After a disappointing COP29, we should prepare for more extreme weather events like the floods that hit Valencia last month
 | David Ramos/Getty Images

Summit proves change won’t come until floods and wildfires are killing tens of thousands in rich Global North cities

While COP29 in Baku narrowly avoided collapsing, its results were bitterly disappointing for delegations from across the Global South, who ended up with barely a quarter of the annual $1.3trn of support they were seeking by 2035 to respond to climate breakdown.

Quite apart from other factors, more than 1,500 pro-carbon lobbyists worked hard to limit progress and ensure that burning oil, gas and coal at profit continues for as long as possible whatever the global consequences. After all, the world’s fossil fuel industries rake in around a trillion dollars in profits a year.

Meanwhile, more and more examples are emerging of accelerating climate breakdown. The flooding in Valencia is just one, but scarcely noticed in Europe is the thoroughly weird weather being experienced in the eastern United States.

This autumn there have been over five hundred wildfires in New Jersey alone, a 5,000-acre fire has been burning for a week on the New York-New Jersey border prompting a voluntary evacuation, and New York City’s Fire Department was called out to deal with 271 brush fires in the first two weeks of November alone.

As if timed for that and certainly released with COP29 in mind, Carbon Brief, a website covering the latest developments in climate science, climate policy and energy policy, has mapped every published study on ‘impossible’ weather events – record heatwaves or storms that would not have happened without the overall global climate changes.

The first such study came in 2004, the year after weeks of extreme heat hit Europe and killed 70,000 people across the continent over several months. That early example of an ‘impossible’ weather event kick-started a new field of research known as ‘extreme event attribution’, which looks at how climate change has influenced extreme weather.

There are now 600 studies of 750 such extreme events spanning the past 20 years – a tiny fraction of the total number of these kinds of events. Of these 750, Carbon Brief found that scientists and researchers had concluded that 74% were made more likely or more severe because of climate change.

This has added to the growing sense of urgency right across the climate science community coupled with a highly critical view of the whole COP process. Even before the dismaying summit in the Azerbaijani capital, both last year’s COP in Abu Dhabi and the year before in Egypt were notable for their lack of progress even as the urgency of preventing climate breakdown was becoming more and more obvious.

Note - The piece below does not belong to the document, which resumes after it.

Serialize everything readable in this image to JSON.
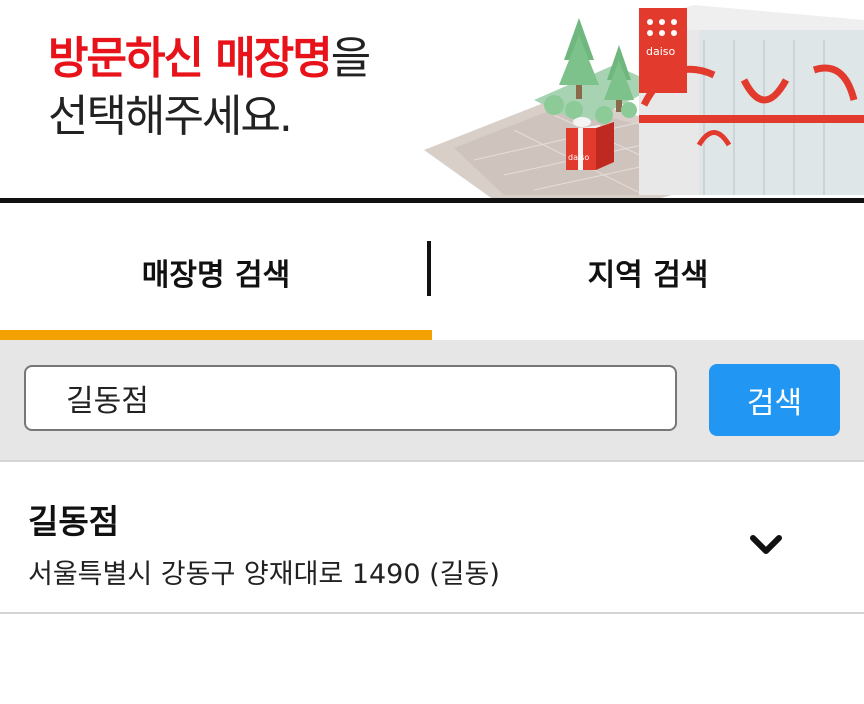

There are other risks to global security including nuclear weapons, pandemics, cyber warfare, AI misuse and the progressive destruction of biodiversity, but climate breakdown is different from all of these. It is not a future risk, it is a current happening, it is accelerating, and we now have very few years left to get on top of it. If we don’t then a worldwide catastrophe with many hundreds of millions dying and societal collapse will become increasingly likely.

Does it have to be like that?

As things stand, in terms of changing attitudes, developments in renewables, resistance of the fossil carbon industries and, of course, Donald Trump’s looming presidency in the US, a reasonable prognosis for the next decade has three elements.

First, the use of renewable energy resources does continue to increase but not at anything like the rate required, so net carbon emissions will continue to rise, not fall, for most of the next ten years. Second, resistance to decarbonisation will continue from many quarters, no doubt now including the White House. Finally, severe weather events will become both more common and more destructive.

Eventually, and it might take more than a decade, the disasters will be so great, including sudden weather events in rich cities in the Global North killing many tens of thousands of people, that public pressure across the world will force governments to respond. There will be no alternative to engage in truly transformative change.

But what that means is that the task ahead by then will be hugely greater than if the transformation starts much sooner, so timescales become crucial, especially what can speed up the process.

There is, though, one thing to remember at a time of widespread pessimism. If nations had got their act together 25 years ago after the Kyoto Protocols, were signed we would be in a far more favourable position worldwide than we are now. We are acting more than two decades late.

But climate breakdown is not happening as a slow, steady process of change, creeping up almost unawares. If that had been the case then with all the reasons not to act, especially the global fossil carbon lobby, we would have been in an even worse position now. Instead, it is happening at variable rates in two respects, some parts of the world – such as the polar regions – are warming up much faster than others and extreme weather events are happening much more often.

We are therefore getting a foretaste of what will affect everyone a few years before it does, and this gives us just a little more time to act. It means that the next ten years, and perhaps even the five years to 2030, will be the key time for us to come to terms with the transformation in society that is essential for global well-being. That is possible, just.

Original article by Paul Rogers republished from Open Democracy under a Creative Commons Attribution-NonCommercial 4.0 International licence.

Continue ReadingCOP29 puts world on course for more extreme weather – and more deaths

Children in care ‘feeling unsafe and uncared for’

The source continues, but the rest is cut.